In the process, we realized that we could merge the two approaches, to create hybrid AIs - i.e. combinations of machine learning-based and utility-based AIs. The idea is that for specific areas where the combinations, possibilities or game state are huge, or where e.g. learning is required, machine learning techniques can be used to an advantage. Whereas in other areas where more algorithmic implementations are possible, or where we as human designers know good or perhaps the best solutions in advance, utility-based approaches can be used. It also carries the advantage that we can better control the behavior of the AI where relevant, to ensure that it adheres to our design goal. This was the third requirement for game AIs, as mentioned above. We can for example use the utility-AI to tweak the balance between offense or defense to create different levels of aggression, or we can make different configurations of mazes available to different AIs to give them a playing style. It might also be that we train multiple specialized networks on different reward functions to simulate preferences for spawning air versus ground monsters, and thus give some AIs a personality or specific playing style. There are many options here to implement design decisions, and still maintain the strengths of both AI paradigms, especially machine learning.

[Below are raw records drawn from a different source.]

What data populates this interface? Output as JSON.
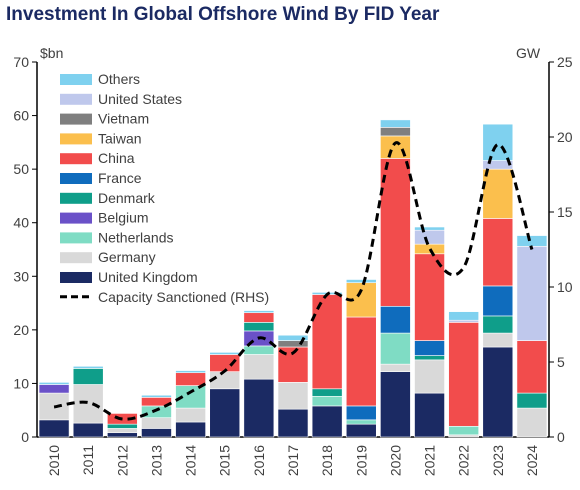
{
  "chart_data": {
    "type": "bar",
    "title": "Investment In Global Offshore Wind By FID Year",
    "ylabel_left": "$bn",
    "ylabel_right": "GW",
    "ylim_left": [
      0,
      70
    ],
    "ylim_right": [
      0,
      25
    ],
    "yticks_left": [
      "0",
      "10",
      "20",
      "30",
      "40",
      "50",
      "60",
      "70"
    ],
    "yticks_right": [
      "0",
      "5",
      "10",
      "15",
      "20",
      "25"
    ],
    "categories": [
      "2010",
      "2011",
      "2012",
      "2013",
      "2014",
      "2015",
      "2016",
      "2017",
      "2018",
      "2019",
      "2020",
      "2021",
      "2022",
      "2023",
      "2024"
    ],
    "stacked": true,
    "grid": false,
    "legend_position": "top-left",
    "series": [
      {
        "name": "United Kingdom",
        "color": "#1b2a63",
        "values": [
          3.2,
          2.6,
          0.8,
          1.6,
          2.8,
          9.0,
          10.8,
          5.2,
          5.8,
          2.4,
          12.2,
          8.2,
          0,
          16.8,
          0
        ]
      },
      {
        "name": "Germany",
        "color": "#d9d9d9",
        "values": [
          5.0,
          7.2,
          0.8,
          2.0,
          2.6,
          3.2,
          4.6,
          5.0,
          0,
          0,
          1.4,
          6.2,
          0.4,
          2.6,
          5.4
        ]
      },
      {
        "name": "Netherlands",
        "color": "#7fdcc4",
        "values": [
          0,
          0,
          0,
          2.2,
          4.2,
          0,
          1.6,
          0,
          1.8,
          0.8,
          5.8,
          0,
          1.6,
          0,
          0
        ]
      },
      {
        "name": "Belgium",
        "color": "#6a51c8",
        "values": [
          1.6,
          0,
          0,
          0,
          0,
          0,
          2.8,
          0,
          0,
          0,
          0,
          0,
          0,
          0,
          0
        ]
      },
      {
        "name": "Denmark",
        "color": "#0f9e8a",
        "values": [
          0,
          3.0,
          0.8,
          0,
          0,
          0,
          1.6,
          0,
          1.4,
          0,
          0,
          0.8,
          0,
          3.2,
          2.8
        ]
      },
      {
        "name": "France",
        "color": "#0f6cbd",
        "values": [
          0,
          0,
          0,
          0,
          0,
          0,
          0,
          0,
          0,
          2.6,
          5.0,
          2.8,
          0,
          5.6,
          0
        ]
      },
      {
        "name": "China",
        "color": "#f24c4c",
        "values": [
          0,
          0,
          2.0,
          1.6,
          2.4,
          3.2,
          1.8,
          6.6,
          17.6,
          16.6,
          27.6,
          16.2,
          19.4,
          12.6,
          9.8
        ]
      },
      {
        "name": "Taiwan",
        "color": "#fbbf4d",
        "values": [
          0,
          0,
          0,
          0,
          0,
          0,
          0,
          0,
          0,
          6.4,
          4.2,
          1.8,
          0,
          9.2,
          0
        ]
      },
      {
        "name": "Vietnam",
        "color": "#7f7f7f",
        "values": [
          0,
          0,
          0,
          0,
          0,
          0,
          0,
          1.2,
          0,
          0,
          1.6,
          0,
          0,
          0,
          0
        ]
      },
      {
        "name": "United States",
        "color": "#bfc8ec",
        "values": [
          0,
          0,
          0,
          0,
          0,
          0,
          0,
          0,
          0,
          0,
          0,
          2.6,
          0.4,
          1.6,
          17.6
        ]
      },
      {
        "name": "Others",
        "color": "#7fd1ef",
        "values": [
          0.4,
          0.4,
          0,
          0.4,
          0.4,
          0.4,
          0.4,
          1.0,
          0.4,
          0.6,
          1.4,
          0.6,
          1.6,
          6.8,
          2.0
        ]
      }
    ],
    "line_series": {
      "name": "Capacity Sanctioned (RHS)",
      "axis": "right",
      "style": "dashed",
      "color": "#000000",
      "values": [
        2.0,
        2.3,
        1.2,
        1.8,
        3.0,
        4.4,
        6.6,
        5.6,
        9.5,
        9.8,
        19.6,
        12.6,
        11.3,
        19.5,
        12.5
      ]
    },
    "legend_order": [
      "Others",
      "United States",
      "Vietnam",
      "Taiwan",
      "China",
      "France",
      "Denmark",
      "Belgium",
      "Netherlands",
      "Germany",
      "United Kingdom",
      "Capacity Sanctioned (RHS)"
    ]
  }
}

The hybrid approach also answers another question that arose during the process of designing the AIs for Unleash. This was the discussion about whether we should apply one large, deep learning-based neural network to handle all inputs and output, or whether we should design the machine learning-based AI in a more hierarchical form.
Figure 1: Two Different AI Architectures of Unleash
One large, deep network, shaping its own architecture.
Hierarchical architecture,with each network having specific tasks.
The challenge here was that on the one hand we would like to create a general approach to AI, where we as designers did not impose our view on the architecture of the AI. However, with the number of inputs from the game state and the number of outputs in the action space, the network quickly became very large. At the same time, we could not do compartmentalized training, i.e. only training the network in offense or defense. Thirdly, we feared that performance-wise it would result in a lot more computations. Hence, we also investigated the option of creating a hierarchical architecture, where specific decisions could be carried out by smaller networks, with specialized tasks. The idea here was that one network would have the task of deciding between allocating resources for offense (spawning monsters) and defense (building the maze). Once this decision was made, the network that was chosen could then access the relevant part of the gamestate and make detailed decisions about which monsters to spawn or what weapons to build in the maze.
With the hybrid approach, the utility-based AI that encapsulates the specialized deep learning networks resembles the hierarchical architecture. This architecture also resembles how the biological brain is organised, which specific centers taking care of specific tasks.
What we see now in Unleash, is that the opponent AIs are very hard to beat, they adapt to the situation in the game, and we can still control and design them to our liking. We are still working on them, and they will become even more advanced and adaptive. It is our expectation that in the years to come, the hybrid approach will be seen in many games that start using machine learning for opponent AIs. However, eventually, we do expect the complete machine learning-based solutions to take over. The ultimate aim is to have an architecture that morphs itself to the tasks it needs to accomplish, and ideally finds the optimal shape for this. But, it will likely take some time before we see this architecture emerging.